Yale University research showed that those most positive about their lives and the ageing process live 7.5 years longer. Laughing and having a sense of humour was mentioned as critical by most centenarians. These same centenarians also tend to embrace the now science-backed benefits of meditation which Nobel Prize-winner Dr. Elizabeth Blackburn showed can slow cellular ageing by as much as 30 percent. We had all better put laughing more and meditation back on our must do lists! The great news about ageing is that contrary to popular belief we actually get happier the older we get. Over 50 seems to be the start of the upswing in happiness. Who said there was not much to look forward to in old age? 


Centenarians in this Yale University study stayed very close to their family and their friends.  Indeed, 89% of the centenarians reported that visiting family and friends was the number one thing they enjoyed doing. Centenarians reported that their best memories came from the time they spent with friends and family, especially family vacations. Who we hang out with and how much we enjoy it is critical to our health. As Holt-Lunstad has found, your risk of premature death from loneliness is far more critical than your smoking status, what you eat, or if you are even overweight. Dr Day suggests to his patients that “the best way to cure their loneliness is to heal someone else’s. After all, when two isolated people are together, they’re no longer isolated.”


What we eat, when we eat and how much we eat has a significant compounding effect either positive or negative on our health. Centenarian diets around the world are very consistent.  They aren’t following the latest fad diets on the Internet or in “health books.” Centenarians tend to eat primarily a plant-based diet.  They load up on the vegetables, legumes, and fruit with every meal. Sugar and processed foods are mostly absent from centenarian diets.  The grains they do eat are primarily intact grains rather than the genetically modified, heavily sprayed, processed and refined flour-based grains we eat in Australia. Dr Day points out that centenarians eat meat sparingly, except for fish, and also tend to eat lighter meals and stay away from fried and oil-heavy foods.


In a United Healthcare Centenarian Study it highlighted that those that make it to 100 in great shape didn’t get there by sitting around in a wheelchair waiting to die. Rather they loved to hike, lift weights, or do cardio exercises outside.  They defied the stereotype that most people have about what elderly people usually do in old age. Those who couldn’t do these more vigorous activities walked regularly.  The centenarians in this study have learned by experience that the adage, “use it or lose it” is entirely correct.

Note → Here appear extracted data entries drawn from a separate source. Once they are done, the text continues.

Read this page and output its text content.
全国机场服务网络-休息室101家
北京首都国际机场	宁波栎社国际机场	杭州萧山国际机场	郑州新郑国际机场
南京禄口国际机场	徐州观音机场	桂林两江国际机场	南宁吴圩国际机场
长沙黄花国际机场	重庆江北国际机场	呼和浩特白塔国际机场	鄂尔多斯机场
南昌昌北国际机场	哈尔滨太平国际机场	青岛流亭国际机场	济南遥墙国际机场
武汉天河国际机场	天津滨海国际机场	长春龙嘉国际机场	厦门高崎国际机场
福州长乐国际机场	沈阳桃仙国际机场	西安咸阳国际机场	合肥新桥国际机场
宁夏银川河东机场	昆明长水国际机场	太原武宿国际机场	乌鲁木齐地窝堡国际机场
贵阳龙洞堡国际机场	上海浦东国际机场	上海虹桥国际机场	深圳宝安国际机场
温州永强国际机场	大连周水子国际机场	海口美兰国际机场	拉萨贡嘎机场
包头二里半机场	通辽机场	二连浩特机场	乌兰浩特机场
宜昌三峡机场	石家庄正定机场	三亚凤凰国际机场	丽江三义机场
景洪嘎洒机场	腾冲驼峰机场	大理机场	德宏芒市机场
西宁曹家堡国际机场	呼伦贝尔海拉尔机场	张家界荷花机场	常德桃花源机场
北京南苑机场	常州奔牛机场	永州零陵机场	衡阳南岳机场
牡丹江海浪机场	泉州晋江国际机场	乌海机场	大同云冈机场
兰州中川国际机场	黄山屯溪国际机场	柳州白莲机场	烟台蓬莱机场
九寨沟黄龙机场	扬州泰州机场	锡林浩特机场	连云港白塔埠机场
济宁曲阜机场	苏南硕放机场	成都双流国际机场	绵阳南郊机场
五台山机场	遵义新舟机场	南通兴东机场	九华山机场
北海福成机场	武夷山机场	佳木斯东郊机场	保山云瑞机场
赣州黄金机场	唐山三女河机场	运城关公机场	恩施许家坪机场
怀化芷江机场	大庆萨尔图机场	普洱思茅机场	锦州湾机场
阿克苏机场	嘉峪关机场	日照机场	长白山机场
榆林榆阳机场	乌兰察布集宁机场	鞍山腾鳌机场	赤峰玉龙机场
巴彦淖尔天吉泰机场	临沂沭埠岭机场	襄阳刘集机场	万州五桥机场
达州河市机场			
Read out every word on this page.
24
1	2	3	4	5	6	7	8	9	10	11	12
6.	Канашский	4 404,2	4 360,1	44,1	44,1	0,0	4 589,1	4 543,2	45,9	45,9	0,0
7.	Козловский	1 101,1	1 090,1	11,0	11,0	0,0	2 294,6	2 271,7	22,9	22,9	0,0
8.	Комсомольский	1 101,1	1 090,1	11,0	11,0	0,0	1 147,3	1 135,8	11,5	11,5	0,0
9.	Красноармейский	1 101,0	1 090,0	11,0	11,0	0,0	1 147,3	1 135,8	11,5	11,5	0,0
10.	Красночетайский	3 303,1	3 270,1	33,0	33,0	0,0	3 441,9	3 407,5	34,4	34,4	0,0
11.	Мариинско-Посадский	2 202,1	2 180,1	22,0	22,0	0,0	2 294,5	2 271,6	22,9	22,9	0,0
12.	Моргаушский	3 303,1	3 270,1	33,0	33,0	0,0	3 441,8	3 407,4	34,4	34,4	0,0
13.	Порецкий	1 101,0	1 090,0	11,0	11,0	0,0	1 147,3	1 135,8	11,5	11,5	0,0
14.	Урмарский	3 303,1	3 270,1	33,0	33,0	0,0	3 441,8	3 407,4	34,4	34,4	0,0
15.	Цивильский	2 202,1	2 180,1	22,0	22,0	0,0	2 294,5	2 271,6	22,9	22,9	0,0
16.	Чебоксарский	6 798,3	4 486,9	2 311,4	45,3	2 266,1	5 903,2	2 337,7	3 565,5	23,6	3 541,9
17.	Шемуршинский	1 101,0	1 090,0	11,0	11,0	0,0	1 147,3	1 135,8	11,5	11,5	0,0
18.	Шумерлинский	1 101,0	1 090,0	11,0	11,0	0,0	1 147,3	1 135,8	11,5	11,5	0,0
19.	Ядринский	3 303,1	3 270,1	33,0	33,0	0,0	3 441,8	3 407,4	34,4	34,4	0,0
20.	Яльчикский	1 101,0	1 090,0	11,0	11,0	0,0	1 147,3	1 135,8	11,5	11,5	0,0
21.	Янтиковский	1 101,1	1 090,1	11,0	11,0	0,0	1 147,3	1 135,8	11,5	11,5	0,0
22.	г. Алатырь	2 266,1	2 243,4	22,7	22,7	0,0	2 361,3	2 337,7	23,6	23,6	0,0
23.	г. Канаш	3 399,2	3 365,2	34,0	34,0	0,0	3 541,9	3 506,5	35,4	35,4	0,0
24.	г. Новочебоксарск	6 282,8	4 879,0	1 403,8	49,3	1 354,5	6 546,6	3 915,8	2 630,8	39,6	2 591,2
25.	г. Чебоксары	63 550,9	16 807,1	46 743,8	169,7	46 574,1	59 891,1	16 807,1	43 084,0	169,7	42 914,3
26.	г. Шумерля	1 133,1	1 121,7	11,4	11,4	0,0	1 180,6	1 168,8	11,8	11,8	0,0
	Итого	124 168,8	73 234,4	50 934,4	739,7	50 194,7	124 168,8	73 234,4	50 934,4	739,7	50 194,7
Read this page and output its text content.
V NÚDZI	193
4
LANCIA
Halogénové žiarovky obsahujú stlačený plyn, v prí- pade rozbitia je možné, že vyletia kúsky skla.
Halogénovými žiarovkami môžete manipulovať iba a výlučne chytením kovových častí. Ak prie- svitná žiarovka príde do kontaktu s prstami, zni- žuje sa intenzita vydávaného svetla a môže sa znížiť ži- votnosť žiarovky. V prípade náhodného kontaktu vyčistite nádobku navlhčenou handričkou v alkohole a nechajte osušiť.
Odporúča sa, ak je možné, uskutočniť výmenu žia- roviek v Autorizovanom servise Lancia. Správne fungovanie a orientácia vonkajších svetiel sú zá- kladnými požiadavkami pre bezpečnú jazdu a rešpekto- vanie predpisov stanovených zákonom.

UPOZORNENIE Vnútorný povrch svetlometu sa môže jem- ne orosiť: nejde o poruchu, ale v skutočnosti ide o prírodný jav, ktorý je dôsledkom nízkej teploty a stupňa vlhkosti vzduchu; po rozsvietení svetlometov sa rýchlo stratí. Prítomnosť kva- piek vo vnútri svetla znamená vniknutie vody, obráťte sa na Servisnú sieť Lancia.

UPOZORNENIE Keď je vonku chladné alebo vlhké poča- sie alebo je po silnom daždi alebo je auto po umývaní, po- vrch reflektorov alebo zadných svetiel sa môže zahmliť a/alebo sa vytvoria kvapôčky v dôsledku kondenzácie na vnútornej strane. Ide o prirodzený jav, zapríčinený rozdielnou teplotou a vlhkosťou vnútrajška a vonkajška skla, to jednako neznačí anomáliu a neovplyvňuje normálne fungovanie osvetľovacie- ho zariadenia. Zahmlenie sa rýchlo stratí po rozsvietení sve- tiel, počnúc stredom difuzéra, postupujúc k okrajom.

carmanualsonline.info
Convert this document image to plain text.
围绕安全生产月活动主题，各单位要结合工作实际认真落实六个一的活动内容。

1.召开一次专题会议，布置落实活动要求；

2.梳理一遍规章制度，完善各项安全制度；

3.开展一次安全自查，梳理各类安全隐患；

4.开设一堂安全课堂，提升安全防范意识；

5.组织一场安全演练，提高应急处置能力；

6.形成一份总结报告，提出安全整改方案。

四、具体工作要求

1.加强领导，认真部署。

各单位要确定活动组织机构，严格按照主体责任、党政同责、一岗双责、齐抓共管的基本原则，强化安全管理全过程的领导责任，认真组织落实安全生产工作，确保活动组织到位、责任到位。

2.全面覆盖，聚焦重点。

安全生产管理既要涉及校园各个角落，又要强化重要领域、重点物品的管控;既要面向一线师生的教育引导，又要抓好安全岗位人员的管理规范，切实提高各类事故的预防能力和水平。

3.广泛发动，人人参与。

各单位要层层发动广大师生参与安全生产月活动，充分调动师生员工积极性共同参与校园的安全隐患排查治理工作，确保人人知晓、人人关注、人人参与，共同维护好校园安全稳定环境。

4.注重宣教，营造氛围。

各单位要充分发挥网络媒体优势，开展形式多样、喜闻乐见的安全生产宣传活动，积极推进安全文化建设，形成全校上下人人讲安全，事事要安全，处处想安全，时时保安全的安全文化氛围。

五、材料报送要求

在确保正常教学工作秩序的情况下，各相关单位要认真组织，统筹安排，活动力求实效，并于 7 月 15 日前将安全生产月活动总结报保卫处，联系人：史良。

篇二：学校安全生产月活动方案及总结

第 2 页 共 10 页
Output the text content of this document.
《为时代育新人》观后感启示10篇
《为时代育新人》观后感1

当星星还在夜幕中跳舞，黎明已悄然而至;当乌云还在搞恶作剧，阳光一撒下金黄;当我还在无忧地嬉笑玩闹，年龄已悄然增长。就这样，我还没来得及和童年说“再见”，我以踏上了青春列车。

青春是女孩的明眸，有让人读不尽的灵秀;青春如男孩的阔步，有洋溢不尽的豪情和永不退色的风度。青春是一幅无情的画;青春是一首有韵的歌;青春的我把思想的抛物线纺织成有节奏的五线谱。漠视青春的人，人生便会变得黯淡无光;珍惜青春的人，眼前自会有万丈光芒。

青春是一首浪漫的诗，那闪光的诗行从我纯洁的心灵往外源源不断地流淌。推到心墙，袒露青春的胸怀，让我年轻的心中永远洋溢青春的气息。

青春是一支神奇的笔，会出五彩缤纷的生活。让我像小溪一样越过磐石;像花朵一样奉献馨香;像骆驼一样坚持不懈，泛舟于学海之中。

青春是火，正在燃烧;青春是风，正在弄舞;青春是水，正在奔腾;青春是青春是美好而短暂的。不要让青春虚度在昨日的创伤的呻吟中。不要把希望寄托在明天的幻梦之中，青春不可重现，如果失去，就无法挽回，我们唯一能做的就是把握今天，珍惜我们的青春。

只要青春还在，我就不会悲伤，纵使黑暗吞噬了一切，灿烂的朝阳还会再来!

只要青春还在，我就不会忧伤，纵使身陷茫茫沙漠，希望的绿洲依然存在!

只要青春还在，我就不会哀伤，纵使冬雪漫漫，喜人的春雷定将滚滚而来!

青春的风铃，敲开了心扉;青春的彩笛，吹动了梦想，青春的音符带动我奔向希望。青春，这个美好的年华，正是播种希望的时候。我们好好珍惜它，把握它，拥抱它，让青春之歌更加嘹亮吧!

Dr Day has an important point and message. “Everyone has heard of the placebo effect where you think something will help you and it actually does.  The nocebo effect is the opposite of the placebo effect. In fact, I’m convinced that at least in the US, most people’s view of ageing is a nocebo effect.  We think we will lose our health as we age and it then becomes a self-fulfilling prophecy.  Dr. Langer’s work confirms that much of ageing is really just a mindset. At least 99% of my patients never want to live to 100.  They are sure that one hundred-year-olds must be miserable. Based on my studies and interactions with centenarians, this is anything but true.  Almost without exception, centenarians are some of the happiest people you will ever meet.  Also, many centenarians are physically much more active than people half their age.